In den ersten Jahren wurden die Prüferinnen und Prüfer noch extra aus den USA eingeflogen. Mittlerweile hat sich auch in Europa ein entsprechendes Netzwerk etabliert. Seit 2018 nimmt Joscha Grolms die Prüfungen ab – als Einziger in Deutschland. Er gilt hier zu Lande als Koryphäe des Fährtenlesens, sein im Juni 2021 erschienenes Buch »Tierspuren Europas« gilt bereits jetzt als Standardwerk. Wie Grolms heute erzählt, begleitet ihn die Begeisterung für die Wildnis, seitdem er als Jugendlicher in Hildesheim dem Vortrag eines nordamerikanischen Indianers lauschte. Nach dem Abitur ging er in die USA, fand Kontakt zu einem Ureinwohner und lebte für ein Jahr in der Wildnis. Zurück in Deutschland, landete er 2004 bei der Wildnisschule Wildwissen, die hier zu Lande Pionierin in Sachen Fährtenlesen ist und zahlreiche Lehrgänge für angehende Fährtenleser anbietet. Dort arbeitet Grolms bis heute.

Im Sand haben sich Abdrücke erhalten | Stefanie Argow (Hidden Tracks) bietet auch Kurse für Interessierte an. 2020 erschien von ihr das Buch »Spuren lesen« (mit Ulrike Fokken).

Viele Berufsgruppen könnten vom Spurenlesen profitieren

»In gestrecktem Galopp, das Maul leicht geöffnet« sei ein Wolf auf ihn losgegangen und habe erst nach ein paar Warnschüssen aus der Pistole von seiner Attacke abgelassen. So berichtete es 2015 ein Jäger aus dem Wald von Boitze in Niedersachsen. Auch dies ein Fall für die Fährtensucher. Denn ein derart untypisches Verhalten für einen Wolf verlangte nach Aufklärung. Zusammen mit dem Lupus-Institut für Wolfsmonitoring bildet die Wildnisschule seit 2005 den Großteil der ehrenamtlichen Wolfsbetreuer aus, die im Auftrag der Bundesländer Wolfshinweisen nachgehen. Deshalb schickte das niedersächsische Umweltministerium die Fährtensucher an den Ort des Geschehens. Die fanden tatsächlich eine Wolfsspur, aber nur in weiter Entfernung zum Hochsitz, an dem die Attacke stattgefunden haben sollte. Erwartungsgemäß hatte der Wolf Jäger und Hochsitz gemieden. Lediglich ein Fuchs hatte an dieser Stelle herumgeschnüffelt. Die Fährtensucher gaben Entwarnung. Der außergewöhnliche Wolfsangriff – er hatte nie stattgefunden.
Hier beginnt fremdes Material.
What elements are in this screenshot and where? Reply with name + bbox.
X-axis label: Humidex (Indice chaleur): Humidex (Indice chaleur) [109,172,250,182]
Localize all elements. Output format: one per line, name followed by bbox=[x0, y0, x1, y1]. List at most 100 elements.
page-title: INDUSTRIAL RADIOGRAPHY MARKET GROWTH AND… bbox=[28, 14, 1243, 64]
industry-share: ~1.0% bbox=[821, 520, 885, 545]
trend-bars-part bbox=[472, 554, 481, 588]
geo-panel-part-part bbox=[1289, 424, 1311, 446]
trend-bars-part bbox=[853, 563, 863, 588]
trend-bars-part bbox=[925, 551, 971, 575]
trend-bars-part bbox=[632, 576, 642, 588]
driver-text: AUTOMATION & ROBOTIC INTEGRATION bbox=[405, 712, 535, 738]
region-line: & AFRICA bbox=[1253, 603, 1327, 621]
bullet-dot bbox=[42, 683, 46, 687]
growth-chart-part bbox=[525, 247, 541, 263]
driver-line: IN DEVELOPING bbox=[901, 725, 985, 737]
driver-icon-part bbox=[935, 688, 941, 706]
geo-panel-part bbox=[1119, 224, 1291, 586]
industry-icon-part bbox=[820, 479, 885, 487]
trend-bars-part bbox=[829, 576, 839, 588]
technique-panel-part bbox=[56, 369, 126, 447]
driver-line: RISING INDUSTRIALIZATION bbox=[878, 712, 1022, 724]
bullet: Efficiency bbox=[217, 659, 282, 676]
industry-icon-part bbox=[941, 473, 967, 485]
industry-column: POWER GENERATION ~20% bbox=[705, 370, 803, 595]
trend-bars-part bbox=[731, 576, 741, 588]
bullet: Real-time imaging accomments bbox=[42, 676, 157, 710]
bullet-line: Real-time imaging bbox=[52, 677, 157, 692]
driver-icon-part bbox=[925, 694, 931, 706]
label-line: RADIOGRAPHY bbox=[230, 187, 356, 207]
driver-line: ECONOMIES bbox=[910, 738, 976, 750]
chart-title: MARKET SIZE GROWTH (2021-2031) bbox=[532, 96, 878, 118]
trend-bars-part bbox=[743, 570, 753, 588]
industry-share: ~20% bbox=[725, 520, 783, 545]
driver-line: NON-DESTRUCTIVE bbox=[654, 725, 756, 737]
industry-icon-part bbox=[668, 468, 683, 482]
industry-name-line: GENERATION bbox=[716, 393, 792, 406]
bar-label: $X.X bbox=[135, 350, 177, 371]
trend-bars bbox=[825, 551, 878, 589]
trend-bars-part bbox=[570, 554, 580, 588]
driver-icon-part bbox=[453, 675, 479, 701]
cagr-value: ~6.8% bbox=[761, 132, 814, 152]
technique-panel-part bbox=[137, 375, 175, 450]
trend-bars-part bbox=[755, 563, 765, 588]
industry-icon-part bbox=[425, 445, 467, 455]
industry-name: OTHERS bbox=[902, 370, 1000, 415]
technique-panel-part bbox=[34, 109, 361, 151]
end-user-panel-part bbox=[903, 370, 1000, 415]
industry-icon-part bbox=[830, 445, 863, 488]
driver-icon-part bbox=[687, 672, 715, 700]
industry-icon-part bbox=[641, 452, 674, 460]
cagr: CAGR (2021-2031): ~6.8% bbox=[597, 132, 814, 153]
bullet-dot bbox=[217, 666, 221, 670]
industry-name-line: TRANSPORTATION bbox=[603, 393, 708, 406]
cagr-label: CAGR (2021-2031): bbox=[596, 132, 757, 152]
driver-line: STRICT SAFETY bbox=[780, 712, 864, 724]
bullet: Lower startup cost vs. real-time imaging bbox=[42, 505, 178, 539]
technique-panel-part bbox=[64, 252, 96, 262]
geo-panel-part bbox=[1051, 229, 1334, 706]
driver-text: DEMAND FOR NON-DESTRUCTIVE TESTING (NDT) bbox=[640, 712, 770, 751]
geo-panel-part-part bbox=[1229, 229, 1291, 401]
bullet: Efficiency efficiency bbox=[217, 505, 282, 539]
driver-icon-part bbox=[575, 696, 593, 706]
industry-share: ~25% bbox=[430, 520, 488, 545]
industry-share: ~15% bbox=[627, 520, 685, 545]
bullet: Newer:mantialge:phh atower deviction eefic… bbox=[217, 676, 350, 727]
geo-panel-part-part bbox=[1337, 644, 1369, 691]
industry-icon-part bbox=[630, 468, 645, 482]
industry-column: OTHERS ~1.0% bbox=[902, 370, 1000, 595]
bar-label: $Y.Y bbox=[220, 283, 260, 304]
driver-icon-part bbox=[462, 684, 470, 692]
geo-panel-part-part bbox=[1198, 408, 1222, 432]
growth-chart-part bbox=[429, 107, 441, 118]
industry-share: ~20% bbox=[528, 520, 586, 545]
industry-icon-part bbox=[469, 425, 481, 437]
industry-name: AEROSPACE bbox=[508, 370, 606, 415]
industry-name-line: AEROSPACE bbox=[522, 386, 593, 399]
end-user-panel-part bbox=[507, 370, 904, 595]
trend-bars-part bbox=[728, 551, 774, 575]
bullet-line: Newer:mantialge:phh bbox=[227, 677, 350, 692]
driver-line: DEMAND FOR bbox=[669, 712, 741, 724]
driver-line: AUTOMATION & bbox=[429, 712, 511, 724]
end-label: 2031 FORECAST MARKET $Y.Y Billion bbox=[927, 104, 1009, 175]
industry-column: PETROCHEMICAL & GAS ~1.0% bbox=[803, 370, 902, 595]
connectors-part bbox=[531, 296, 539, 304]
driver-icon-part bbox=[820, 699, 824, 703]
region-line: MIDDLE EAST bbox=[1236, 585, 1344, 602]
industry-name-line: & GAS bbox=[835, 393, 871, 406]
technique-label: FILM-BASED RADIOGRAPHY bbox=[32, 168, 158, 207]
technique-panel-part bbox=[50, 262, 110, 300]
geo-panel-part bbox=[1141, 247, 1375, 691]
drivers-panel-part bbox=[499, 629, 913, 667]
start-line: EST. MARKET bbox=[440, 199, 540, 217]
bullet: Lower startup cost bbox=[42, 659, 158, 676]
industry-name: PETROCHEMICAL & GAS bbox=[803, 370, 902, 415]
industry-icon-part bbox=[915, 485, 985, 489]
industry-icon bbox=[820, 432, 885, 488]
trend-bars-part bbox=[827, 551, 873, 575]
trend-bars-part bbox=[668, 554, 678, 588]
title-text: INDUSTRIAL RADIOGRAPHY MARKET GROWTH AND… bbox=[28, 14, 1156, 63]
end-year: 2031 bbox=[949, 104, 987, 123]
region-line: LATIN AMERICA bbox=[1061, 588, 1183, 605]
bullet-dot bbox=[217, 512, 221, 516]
Jedes Jahr prüft Grolms etwa 60 angehende Fährtenleserinnen und Fährtenleser. »Da sind junge Leute dabei, die Ökologie oder Biodiversität studieren, oder Ältere, die einfach gerne mehr Zeit in der Natur verbringen wollen«, sagt er. Auch ein Polizist war schon dabei – von der Spurensicherung, ausgerechnet.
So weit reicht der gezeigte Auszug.